大阪の公立学校初となる国際バカロレア (ディプロマ・プログラム) の導入を予定している中高一貫校「大阪市立水都国際中学校・高等学校」が、2019年度に大阪市住之江区南港で開校します。
今回は、先日行われた学校説明会に参加して得た情報から、大阪市立水都国際中学校・高等学校 (以降、水都国際中高)がどのような学校なのかご紹介します。
大阪に“全国初”となる中高一貫校が誕生
大阪府の公立中高一貫校としては「大阪市立 咲くやこの花中学校・高等学校」、「大阪府立 富田林中学校・高等学校」があり、水都国際中高は3校目となりますが、「国際バカロレア (ディプロマ・プログラム) 」を導入 (予定) した公立中高一貫校としては府内初となります。
英語に興味を持つ方なら、「国際バカロレア」や「ディプロマ・プログラム」といった名称を聞いたことがある方もいらっしゃるかと思います。文部科学省Webサイトでは、次のように説明されています。
国際バカロレアのプログラム
IBプログラムは、アイデンティティー形成期にある年齢の児童生徒の発達ニーズとともに、学校が地域から求められる教育的要件、文化的状況や優先事項にも合わせられるよう、カリキュラムを編成している。
このため、PYPとMYPでは、主にカリキュラムの「枠組み」を提供している。一方、DPでは、世界中の大学への入学資格を生徒に授与することから、所定のカリキュラムが提供され、プログラムの規定が多くなっている。
ディプロマ・プログラム(DP)
DP (Diploma Programme) は16歳~19歳までを対象としており、所定のカリキュラムを2年間履修し、最終試験を経て所定の成績を収めると、国際的に認められる大学入学資格 (国際バカロレア資格) が取得可能なプログラムである。
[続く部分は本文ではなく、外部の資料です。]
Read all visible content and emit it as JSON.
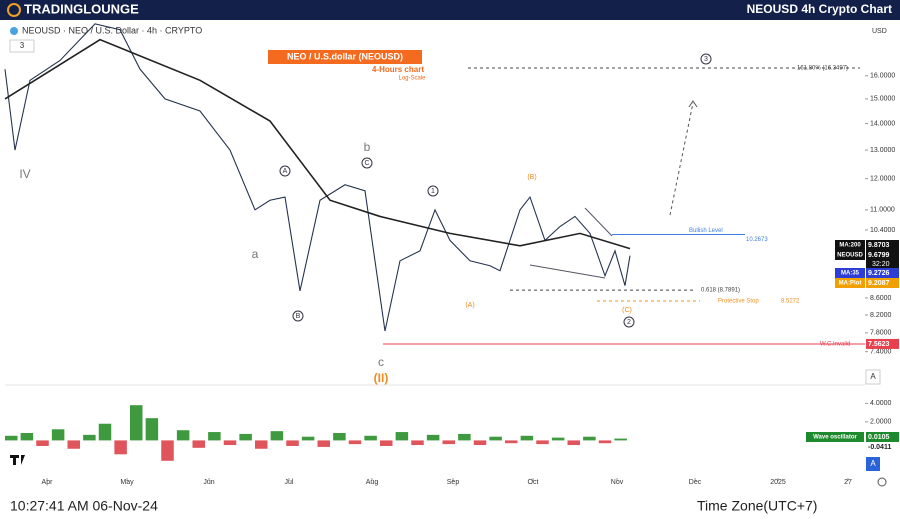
{
  "header": {
    "brand": "TradingLounge",
    "title": "NEOUSD 4h Crypto Chart"
  },
  "chart_data": {
    "type": "line",
    "log_scale": true,
    "legend_text": "NEOUSD · NEO / U.S. Dollar · 4h · CRYPTO",
    "indicator_count": "3",
    "title": "NEO / U.S.dollar (NEOUSD)",
    "subtitle": "4-Hours chart",
    "scale_note": "Log-Scale",
    "axis_unit": "USD",
    "series": [
      {
        "name": "NEOUSD",
        "color": "#26344f",
        "x": [
          0,
          0.8,
          2,
          4.4,
          7.2,
          9.2,
          10.8,
          12.8,
          15.6,
          18,
          20,
          21.2,
          22.4,
          23.6,
          25.2,
          27.2,
          28.8,
          30.4,
          31.6,
          33.2,
          34.4,
          35.6,
          37.2,
          38.8,
          39.6,
          41.2,
          42,
          43.2,
          44.4,
          45.6,
          46.8,
          48,
          48.8,
          49.6,
          50
        ],
        "values": [
          16.3,
          13.0,
          15.8,
          16.7,
          18.5,
          18.2,
          16.3,
          15.0,
          14.5,
          13.0,
          11.0,
          11.3,
          11.4,
          8.77,
          11.3,
          11.8,
          11.6,
          7.84,
          9.54,
          9.81,
          11.0,
          10.1,
          9.54,
          9.41,
          9.28,
          11.0,
          11.4,
          10.1,
          10.5,
          10.8,
          10.3,
          9.15,
          9.81,
          8.9,
          9.68
        ]
      },
      {
        "name": "MA:200",
        "color": "#222222",
        "x": [
          0,
          7.6,
          15.6,
          21.2,
          26,
          30,
          35.6,
          41.2,
          46,
          50
        ],
        "values": [
          15.0,
          17.7,
          15.8,
          14.1,
          11.3,
          10.8,
          10.3,
          9.95,
          10.3,
          9.87
        ]
      }
    ],
    "xlim": [
      0,
      68.8
    ],
    "xticks": [
      {
        "value": 3.36,
        "label": "Apr"
      },
      {
        "value": 9.76,
        "label": "May"
      },
      {
        "value": 16.32,
        "label": "Jun"
      },
      {
        "value": 22.72,
        "label": "Jul"
      },
      {
        "value": 29.36,
        "label": "Aug"
      },
      {
        "value": 35.84,
        "label": "Sep"
      },
      {
        "value": 42.24,
        "label": "Oct"
      },
      {
        "value": 48.96,
        "label": "Nov"
      },
      {
        "value": 55.2,
        "label": "Dec"
      },
      {
        "value": 61.84,
        "label": "2025"
      },
      {
        "value": 67.44,
        "label": "27"
      }
    ],
    "ylim": [
      7.13,
      18.7
    ],
    "yticks": [
      {
        "value": 16,
        "label": "16.0000"
      },
      {
        "value": 15,
        "label": "15.0000"
      },
      {
        "value": 14,
        "label": "14.0000"
      },
      {
        "value": 13,
        "label": "13.0000"
      },
      {
        "value": 12,
        "label": "12.0000"
      },
      {
        "value": 11,
        "label": "11.0000"
      },
      {
        "value": 10.4,
        "label": "10.4000"
      },
      {
        "value": 8.6,
        "label": "8.6000"
      },
      {
        "value": 8.2,
        "label": "8.2000"
      },
      {
        "value": 7.8,
        "label": "7.8000"
      },
      {
        "value": 7.4,
        "label": "7.4000"
      }
    ],
    "levels": [
      {
        "label": "161.80% (16.3497)",
        "value": 16.3497,
        "color": "#444444",
        "dashed": true
      },
      {
        "label": "Bullish Level",
        "value": 10.2673,
        "color": "#3d7fe0",
        "dashed": false
      },
      {
        "label": "0.618 (8.7891)",
        "value": 8.7891,
        "color": "#444444",
        "dashed": true
      },
      {
        "label": "Protective Stop",
        "value": 8.5272,
        "color": "#f0901e",
        "dashed": true
      },
      {
        "label": "W.C.Invalid",
        "value": 7.5623,
        "color": "#e8414e",
        "dashed": false
      }
    ],
    "badges": [
      {
        "name": "MA:200",
        "value": 9.8703,
        "color": "#111111"
      },
      {
        "name": "NEOUSD",
        "value": 9.6799,
        "color": "#111111"
      },
      {
        "name": "MA:35",
        "value": 9.2726,
        "color": "#2d3ed6"
      },
      {
        "name": "MA:Plot",
        "value": 9.2087,
        "color": "#f0a000"
      }
    ],
    "countdown": "32:20",
    "annotations": [
      {
        "text": "IV"
      },
      {
        "text": "a"
      },
      {
        "text": "b"
      },
      {
        "text": "c"
      },
      {
        "text": "(II)"
      },
      {
        "text": "A",
        "circled": true
      },
      {
        "text": "B",
        "circled": true
      },
      {
        "text": "C",
        "circled": true
      },
      {
        "text": "1",
        "circled": true
      },
      {
        "text": "2",
        "circled": true
      },
      {
        "text": "3",
        "circled": true
      },
      {
        "text": "(B)"
      },
      {
        "text": "(A)"
      },
      {
        "text": "(C)"
      }
    ],
    "oscillator": {
      "name": "Wave oscillator",
      "values": [
        0.5,
        0.8,
        -0.6,
        1.2,
        -0.9,
        0.6,
        1.8,
        -1.5,
        3.8,
        2.4,
        -2.2,
        1.1,
        -0.8,
        0.9,
        -0.5,
        0.7,
        -0.9,
        1.0,
        -0.6,
        0.4,
        -0.7,
        0.8,
        -0.4,
        0.5,
        -0.6,
        0.9,
        -0.5,
        0.6,
        -0.4,
        0.7,
        -0.5,
        0.4,
        -0.3,
        0.5,
        -0.4,
        0.3,
        -0.5,
        0.4,
        -0.3,
        0.2
      ],
      "last": [
        0.0105,
        -0.0411
      ],
      "color_up": "#3f9a3f",
      "color_down": "#e0545c",
      "ylim": [
        -2.33,
        5.44
      ],
      "yticks": [
        {
          "value": 4,
          "label": "4.0000"
        },
        {
          "value": 2,
          "label": "2.0000"
        }
      ]
    }
  },
  "footer": {
    "time": "10:27:41 AM 06-Nov-24",
    "timezone": "Time Zone(UTC+7)"
  }
}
「日本語DP」の対象科目等を除き、英語、フランス語又はスペイン語で実施。
さらに、国際バカロレア認定された場合、公設民営による中高一貫校としては「全国初」となるため、全国から熱い視線を集めています。
“公設民営”の学校?
水都国際中高は、国家戦略特区制度を活用して、学校の設置者は大阪市ながら、民間の学校法人 大阪YMCAが管理・運営することとなります。
大阪YMCAは国際バカロレア (プライマリー・イヤーズ・プログラム) 認定校である大阪YMCAインターナショナルスクールを運営しており、国際バカロレア認定校としては水都国際中高の先輩。民間独自の知見や経験、繋がりなどが豊かです。水都国際中高の教員は、大阪YMCAが雇用した日本の教員免許状を持った外国人教員が多く配置される予定です。
ディプロマ・プログラムは2023年度の高校2年生から開設される国際バカロレアコースで実施される予定ですが、中学でも豊富な外国人教員を配置するという恵まれた環境を生かし、英語の授業はもちろん、他の一部の教科も英語で行い (イマージョン教育)、英語の習得と国際理解教育に力を入れる、という方針が、当校の大きな特長となっています。
大阪市では、再開発が力強く進められていますが、このような学校が誕生するのは、国際社会で活躍し、大阪の経済成長をけん引する人材を育てるため。英語教育だけではなく、自ら課題を発見し解決、発信できるようペアワークやグループワークなどのアクティブラーニングも十分に取り入れられるようです。
気になる大学進学は?
水都国際高等学校は、目指すべき英語運用能力を「CEFR B2 レベル (TOEFL iBT 72〜94、英検準1級等) 」と掲げています。これにより、国内のさまざまな国公私立大学だけでなく、海外大学進学も目指せるようにする、としています。
ちなみに、国際バカロレア資格を取得していると、国内外の導入大学で国際バカロレアの成績が生かせます。導入大学は国内では約50大学 (平成29年度 10月時点) 、国外では約4,000大学が挙げられます。
入学者選抜については、大阪市立咲くやこの花中学校・高等学校と同じ日程で、適性検査と面接を予定しているとのこと。入学者選抜の準備としては、下記が有効であるとの説明がありました。
- 小学校の学習内容をしっかり身につける
- 文章で表現する力を身につける
- 日頃からさまざまなことに興味・関心を持ち、それについて自分の考えを言えるようにする
今後は2018年度6月頃に「第2回学校説明会」を、夏休みにオープンスクールを予定。詳しい情報は、大阪市教育委員会のWebサイトに随時掲載していくとのこと。気になる方はチェックしてみてはいかがでしょうか。